Avis, Romaniello chiede maggiore trasparenza

“Apprendo che questa mattina in occasione dell’assemblea regionale dell’Avis di Basilicata, nella sua relazione, il presidente ha ringraziato alcuni consiglieri regionali che lo hanno spronato ad andare avanti nonostante un consigliere, il sottoscritto ( la codardia lo ha portato a non citare il nome? ) con articoli sulla stampa a suo parere ha offuscato  l’immagine dell’associazione”.  E’ quanto dichiarato ieri dal consigliere regionale del Gruppo misto, Giannino Romaniello.
“Ora – dice Romaniello – premesso che il sottoscritto ci tiene all’Avis quanto lui, visto che sono donatore da tanti anni, il presidente dimentica che dovere di ogni consigliere è quello di intervenire e chiedere tutte le informazioni necessarie in presenza di denunce e fatti riguardanti il buon andamento delle donazioni, il numero delle stesse come pure lo stato delle sedi sul territorio. Informazioni che il presidente non ha dato in occasione della sua audizione in Commissione consiliare, salvo lamentarsi per il ritardo dei contributi della Regione. Fatto ancor più grave – sottolinea Romaniello – lo stesso, a seguito di un contenzioso con la sede di potenza bene ha pensato di chiedere lo sfratto della stessa dai locali dell’Ater di ‘Via dei Volontari del Sangue’, chiedendo alla Regione di non corrispondere il fitto. Nel mentre il Consiglio regionale lavora per evitare che ciò avvenga, il presidente regionale dell’Avis pensa bene di avvisare i consiglieri che rischiano di finire davanti alla corte dei conti se continuano a sostenere come Regione la sede di Potenza.
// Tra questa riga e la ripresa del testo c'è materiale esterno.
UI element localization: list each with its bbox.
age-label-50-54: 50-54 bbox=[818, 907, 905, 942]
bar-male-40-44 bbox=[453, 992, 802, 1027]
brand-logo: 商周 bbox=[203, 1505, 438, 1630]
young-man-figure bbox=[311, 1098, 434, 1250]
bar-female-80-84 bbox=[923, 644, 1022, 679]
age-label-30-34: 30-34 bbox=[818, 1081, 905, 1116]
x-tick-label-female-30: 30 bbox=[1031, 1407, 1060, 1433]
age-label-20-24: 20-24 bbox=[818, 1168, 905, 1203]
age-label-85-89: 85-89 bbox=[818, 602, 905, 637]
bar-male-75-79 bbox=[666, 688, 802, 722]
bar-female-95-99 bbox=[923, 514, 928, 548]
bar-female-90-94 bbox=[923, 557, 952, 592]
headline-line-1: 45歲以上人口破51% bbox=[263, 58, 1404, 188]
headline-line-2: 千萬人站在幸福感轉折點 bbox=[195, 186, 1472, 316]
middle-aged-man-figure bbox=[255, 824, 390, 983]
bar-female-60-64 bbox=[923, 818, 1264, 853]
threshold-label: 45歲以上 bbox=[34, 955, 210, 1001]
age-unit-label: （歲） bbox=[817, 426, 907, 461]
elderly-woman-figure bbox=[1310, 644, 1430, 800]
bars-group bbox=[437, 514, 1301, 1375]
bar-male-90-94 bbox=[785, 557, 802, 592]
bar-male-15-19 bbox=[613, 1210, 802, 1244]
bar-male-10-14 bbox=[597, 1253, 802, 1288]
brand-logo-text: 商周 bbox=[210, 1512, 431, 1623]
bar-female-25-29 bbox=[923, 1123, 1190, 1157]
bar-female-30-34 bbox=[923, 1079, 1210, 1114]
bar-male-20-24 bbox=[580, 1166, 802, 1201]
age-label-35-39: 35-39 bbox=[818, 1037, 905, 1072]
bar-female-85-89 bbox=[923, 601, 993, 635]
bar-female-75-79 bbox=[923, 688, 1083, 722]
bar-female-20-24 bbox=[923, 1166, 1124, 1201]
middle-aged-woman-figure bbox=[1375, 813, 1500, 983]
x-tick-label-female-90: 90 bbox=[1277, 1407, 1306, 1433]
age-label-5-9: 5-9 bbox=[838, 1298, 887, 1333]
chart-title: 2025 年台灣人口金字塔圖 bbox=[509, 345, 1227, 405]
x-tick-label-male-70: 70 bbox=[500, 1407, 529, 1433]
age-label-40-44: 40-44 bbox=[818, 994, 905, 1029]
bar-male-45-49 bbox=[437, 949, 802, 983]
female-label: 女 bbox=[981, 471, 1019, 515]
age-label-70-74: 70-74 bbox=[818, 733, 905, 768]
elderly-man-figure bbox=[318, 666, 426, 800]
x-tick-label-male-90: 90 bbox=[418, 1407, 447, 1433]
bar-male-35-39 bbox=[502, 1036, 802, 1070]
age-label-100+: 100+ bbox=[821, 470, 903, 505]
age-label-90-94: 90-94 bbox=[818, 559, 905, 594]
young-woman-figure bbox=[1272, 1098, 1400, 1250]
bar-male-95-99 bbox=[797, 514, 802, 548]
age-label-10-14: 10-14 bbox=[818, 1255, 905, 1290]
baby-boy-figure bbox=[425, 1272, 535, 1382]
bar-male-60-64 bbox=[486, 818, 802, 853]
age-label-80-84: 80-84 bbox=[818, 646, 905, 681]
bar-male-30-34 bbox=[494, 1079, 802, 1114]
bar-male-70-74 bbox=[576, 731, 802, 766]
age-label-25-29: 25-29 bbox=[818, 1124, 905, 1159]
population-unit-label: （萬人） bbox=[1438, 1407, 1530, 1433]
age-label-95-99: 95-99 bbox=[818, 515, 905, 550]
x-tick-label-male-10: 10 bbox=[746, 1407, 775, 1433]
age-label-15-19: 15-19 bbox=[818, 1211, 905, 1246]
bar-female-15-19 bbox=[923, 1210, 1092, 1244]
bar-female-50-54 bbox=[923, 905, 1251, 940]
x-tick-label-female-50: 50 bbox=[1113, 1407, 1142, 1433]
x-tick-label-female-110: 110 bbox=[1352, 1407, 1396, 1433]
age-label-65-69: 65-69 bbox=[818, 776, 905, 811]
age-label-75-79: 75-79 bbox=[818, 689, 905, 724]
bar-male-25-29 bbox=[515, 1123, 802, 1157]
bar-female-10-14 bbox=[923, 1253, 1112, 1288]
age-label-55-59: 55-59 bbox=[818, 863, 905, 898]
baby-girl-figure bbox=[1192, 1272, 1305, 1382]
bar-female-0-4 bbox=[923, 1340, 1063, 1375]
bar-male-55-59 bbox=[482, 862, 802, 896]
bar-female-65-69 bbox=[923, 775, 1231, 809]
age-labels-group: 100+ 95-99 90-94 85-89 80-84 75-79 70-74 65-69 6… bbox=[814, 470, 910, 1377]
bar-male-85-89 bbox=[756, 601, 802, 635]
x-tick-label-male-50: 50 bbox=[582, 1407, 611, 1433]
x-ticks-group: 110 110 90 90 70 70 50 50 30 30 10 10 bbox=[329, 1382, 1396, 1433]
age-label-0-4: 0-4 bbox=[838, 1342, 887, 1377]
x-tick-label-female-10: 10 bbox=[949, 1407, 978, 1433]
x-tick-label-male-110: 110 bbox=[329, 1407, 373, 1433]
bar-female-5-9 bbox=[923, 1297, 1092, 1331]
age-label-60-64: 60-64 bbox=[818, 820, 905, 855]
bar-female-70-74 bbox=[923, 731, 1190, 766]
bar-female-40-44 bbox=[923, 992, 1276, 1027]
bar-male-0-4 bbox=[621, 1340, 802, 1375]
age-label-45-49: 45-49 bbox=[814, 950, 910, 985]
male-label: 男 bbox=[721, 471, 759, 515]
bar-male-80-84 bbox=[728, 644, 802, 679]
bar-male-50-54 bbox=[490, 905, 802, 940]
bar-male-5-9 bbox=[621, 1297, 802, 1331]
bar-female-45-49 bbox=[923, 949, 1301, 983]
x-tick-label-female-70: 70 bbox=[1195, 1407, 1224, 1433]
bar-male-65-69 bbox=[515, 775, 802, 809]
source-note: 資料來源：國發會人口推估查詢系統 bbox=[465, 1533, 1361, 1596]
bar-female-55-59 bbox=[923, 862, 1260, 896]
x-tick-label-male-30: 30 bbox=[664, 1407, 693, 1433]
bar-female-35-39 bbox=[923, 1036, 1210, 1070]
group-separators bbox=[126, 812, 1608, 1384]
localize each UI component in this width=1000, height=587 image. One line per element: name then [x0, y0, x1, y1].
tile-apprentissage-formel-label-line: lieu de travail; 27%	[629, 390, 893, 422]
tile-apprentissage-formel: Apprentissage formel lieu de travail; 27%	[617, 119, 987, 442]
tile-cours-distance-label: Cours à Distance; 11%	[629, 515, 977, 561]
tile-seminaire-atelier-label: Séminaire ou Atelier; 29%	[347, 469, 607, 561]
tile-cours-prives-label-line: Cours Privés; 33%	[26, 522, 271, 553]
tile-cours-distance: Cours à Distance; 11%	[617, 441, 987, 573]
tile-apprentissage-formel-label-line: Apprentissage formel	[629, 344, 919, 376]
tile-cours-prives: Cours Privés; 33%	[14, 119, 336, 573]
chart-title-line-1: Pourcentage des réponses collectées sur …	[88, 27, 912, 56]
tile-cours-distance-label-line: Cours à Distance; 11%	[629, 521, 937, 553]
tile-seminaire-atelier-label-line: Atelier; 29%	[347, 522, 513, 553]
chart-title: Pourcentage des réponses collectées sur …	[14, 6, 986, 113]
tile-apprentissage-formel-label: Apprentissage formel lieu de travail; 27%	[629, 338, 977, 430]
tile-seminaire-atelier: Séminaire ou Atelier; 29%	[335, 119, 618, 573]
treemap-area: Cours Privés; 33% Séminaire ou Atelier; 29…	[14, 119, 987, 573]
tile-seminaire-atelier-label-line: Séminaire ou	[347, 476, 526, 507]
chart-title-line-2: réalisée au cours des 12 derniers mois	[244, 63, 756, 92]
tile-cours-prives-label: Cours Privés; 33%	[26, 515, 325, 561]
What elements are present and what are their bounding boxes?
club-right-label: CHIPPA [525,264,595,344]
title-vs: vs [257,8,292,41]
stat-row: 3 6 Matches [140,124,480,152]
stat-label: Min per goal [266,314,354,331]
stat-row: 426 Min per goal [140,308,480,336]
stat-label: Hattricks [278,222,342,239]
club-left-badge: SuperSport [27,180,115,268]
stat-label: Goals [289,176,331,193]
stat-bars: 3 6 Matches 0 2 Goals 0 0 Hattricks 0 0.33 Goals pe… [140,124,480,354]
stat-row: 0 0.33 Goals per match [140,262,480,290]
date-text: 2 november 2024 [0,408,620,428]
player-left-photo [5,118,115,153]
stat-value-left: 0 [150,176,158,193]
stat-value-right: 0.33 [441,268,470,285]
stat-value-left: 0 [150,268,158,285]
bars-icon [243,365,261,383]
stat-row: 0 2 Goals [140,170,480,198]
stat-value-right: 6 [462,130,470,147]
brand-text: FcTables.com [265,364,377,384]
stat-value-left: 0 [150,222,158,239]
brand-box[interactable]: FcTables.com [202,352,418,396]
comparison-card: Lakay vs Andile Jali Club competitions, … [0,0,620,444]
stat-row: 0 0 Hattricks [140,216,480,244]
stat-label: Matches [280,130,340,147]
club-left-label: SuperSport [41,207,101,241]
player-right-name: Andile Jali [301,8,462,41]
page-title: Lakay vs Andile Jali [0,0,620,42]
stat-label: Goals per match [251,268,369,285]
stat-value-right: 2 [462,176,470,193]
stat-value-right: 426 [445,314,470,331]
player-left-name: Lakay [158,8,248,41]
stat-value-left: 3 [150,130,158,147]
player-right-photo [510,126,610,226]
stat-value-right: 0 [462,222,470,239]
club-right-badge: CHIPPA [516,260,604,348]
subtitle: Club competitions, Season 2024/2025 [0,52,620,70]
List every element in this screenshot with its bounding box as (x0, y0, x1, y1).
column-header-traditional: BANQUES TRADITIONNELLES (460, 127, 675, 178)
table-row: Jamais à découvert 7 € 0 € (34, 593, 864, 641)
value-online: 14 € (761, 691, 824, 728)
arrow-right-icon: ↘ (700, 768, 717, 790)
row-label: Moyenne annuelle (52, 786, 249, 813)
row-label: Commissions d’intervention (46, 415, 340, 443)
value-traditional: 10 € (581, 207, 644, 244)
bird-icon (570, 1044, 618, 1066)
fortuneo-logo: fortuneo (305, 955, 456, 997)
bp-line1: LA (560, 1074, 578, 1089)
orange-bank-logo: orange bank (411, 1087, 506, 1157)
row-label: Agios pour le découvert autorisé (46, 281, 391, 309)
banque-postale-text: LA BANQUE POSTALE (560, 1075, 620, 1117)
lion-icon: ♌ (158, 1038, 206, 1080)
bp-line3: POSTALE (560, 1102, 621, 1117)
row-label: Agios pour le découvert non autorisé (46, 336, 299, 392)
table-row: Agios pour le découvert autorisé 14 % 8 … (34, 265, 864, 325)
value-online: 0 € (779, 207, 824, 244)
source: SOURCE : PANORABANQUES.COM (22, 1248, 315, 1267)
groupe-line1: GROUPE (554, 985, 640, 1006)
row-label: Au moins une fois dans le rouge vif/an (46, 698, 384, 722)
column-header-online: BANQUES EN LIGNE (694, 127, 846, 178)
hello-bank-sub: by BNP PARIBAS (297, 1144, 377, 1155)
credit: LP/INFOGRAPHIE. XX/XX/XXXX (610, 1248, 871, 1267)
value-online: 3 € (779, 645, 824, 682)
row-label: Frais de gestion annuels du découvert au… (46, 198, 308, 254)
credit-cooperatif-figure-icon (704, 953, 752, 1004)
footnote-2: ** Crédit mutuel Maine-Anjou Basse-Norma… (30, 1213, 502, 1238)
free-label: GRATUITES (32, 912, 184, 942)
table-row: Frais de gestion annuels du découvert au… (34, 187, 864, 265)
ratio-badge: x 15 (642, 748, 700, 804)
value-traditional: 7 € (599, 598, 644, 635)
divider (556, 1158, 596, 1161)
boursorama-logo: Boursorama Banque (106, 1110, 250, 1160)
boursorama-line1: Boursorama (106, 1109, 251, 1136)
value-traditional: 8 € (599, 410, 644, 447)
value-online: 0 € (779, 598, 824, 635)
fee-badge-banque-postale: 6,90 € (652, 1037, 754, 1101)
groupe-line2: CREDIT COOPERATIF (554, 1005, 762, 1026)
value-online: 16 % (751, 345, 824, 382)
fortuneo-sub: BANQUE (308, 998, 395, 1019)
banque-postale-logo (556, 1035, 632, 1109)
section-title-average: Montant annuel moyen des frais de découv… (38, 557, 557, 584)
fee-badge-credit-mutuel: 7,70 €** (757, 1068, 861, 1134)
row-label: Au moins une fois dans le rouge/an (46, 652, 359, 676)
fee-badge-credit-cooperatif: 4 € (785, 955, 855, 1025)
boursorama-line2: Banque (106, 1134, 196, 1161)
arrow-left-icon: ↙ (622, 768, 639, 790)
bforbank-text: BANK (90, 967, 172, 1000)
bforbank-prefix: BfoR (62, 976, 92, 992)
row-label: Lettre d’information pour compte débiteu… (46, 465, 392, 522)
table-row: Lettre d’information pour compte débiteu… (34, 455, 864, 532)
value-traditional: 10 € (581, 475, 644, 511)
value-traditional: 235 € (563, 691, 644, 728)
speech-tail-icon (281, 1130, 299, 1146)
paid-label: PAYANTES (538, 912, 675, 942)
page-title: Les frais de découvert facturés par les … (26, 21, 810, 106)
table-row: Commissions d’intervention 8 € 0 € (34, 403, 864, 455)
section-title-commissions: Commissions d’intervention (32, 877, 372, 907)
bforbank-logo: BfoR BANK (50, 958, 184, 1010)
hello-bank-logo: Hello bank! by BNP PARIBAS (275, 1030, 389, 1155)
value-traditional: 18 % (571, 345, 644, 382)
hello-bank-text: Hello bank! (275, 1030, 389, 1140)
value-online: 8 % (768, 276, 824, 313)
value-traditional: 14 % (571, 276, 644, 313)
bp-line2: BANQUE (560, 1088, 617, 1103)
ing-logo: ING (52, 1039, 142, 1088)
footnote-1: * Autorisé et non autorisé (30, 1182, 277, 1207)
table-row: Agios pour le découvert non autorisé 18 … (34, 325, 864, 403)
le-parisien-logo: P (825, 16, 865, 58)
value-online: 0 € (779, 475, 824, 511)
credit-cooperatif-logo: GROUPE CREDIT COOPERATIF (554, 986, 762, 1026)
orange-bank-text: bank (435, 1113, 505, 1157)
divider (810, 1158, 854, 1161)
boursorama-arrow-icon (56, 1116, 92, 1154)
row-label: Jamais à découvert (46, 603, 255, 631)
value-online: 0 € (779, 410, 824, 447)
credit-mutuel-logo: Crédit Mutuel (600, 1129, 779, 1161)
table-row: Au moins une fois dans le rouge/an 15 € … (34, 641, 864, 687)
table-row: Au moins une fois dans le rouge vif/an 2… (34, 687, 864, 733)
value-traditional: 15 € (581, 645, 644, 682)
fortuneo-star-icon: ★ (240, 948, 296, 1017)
Ne ho sentite tante, ma quella di un presidente regionale che vuol far chiudere una sua struttura mi mancava”.
“Tornando al fatto che il sottoscritto ha chiesto il numero delle donazioni degli ultimi tre anni – prosegue Romaniello – il numero delle sedi e se vi è stata carenza di sangue tanto da dover ricorrere all’acquisto da altre regioni quando la Basilicata è stata quella che in passato ha dato sacche di sangue ad altri territori regionali, al presidente non è piaciuto tanto che ad oggi ancora non sono stati forniti i dati chiesti. Almeno oggi li ha forniti all’assemblea? Chi dirige una associazione di questo tipo ha il dovere di essere super partes e trasparente in tutto perché l’associazione riceve contributi dalla regione e il sangue è dato dai volontari, e dovere di chi li rappresenta è non far minimamente passare per la mente a chiunque alcun dubbio sulla corretta gestione”.
“Mi auguro – conclude Romaniello – che il presidente voli un pò più alto nelle sue relazioni e provi a rispettare tutti, a partire da chi non la pensa come lui in associazione oltre che avere il giusto rispetto nei confronti di chi i cittadini hanno chiamato a svolgere una funzione pubblica con il proprio voto”.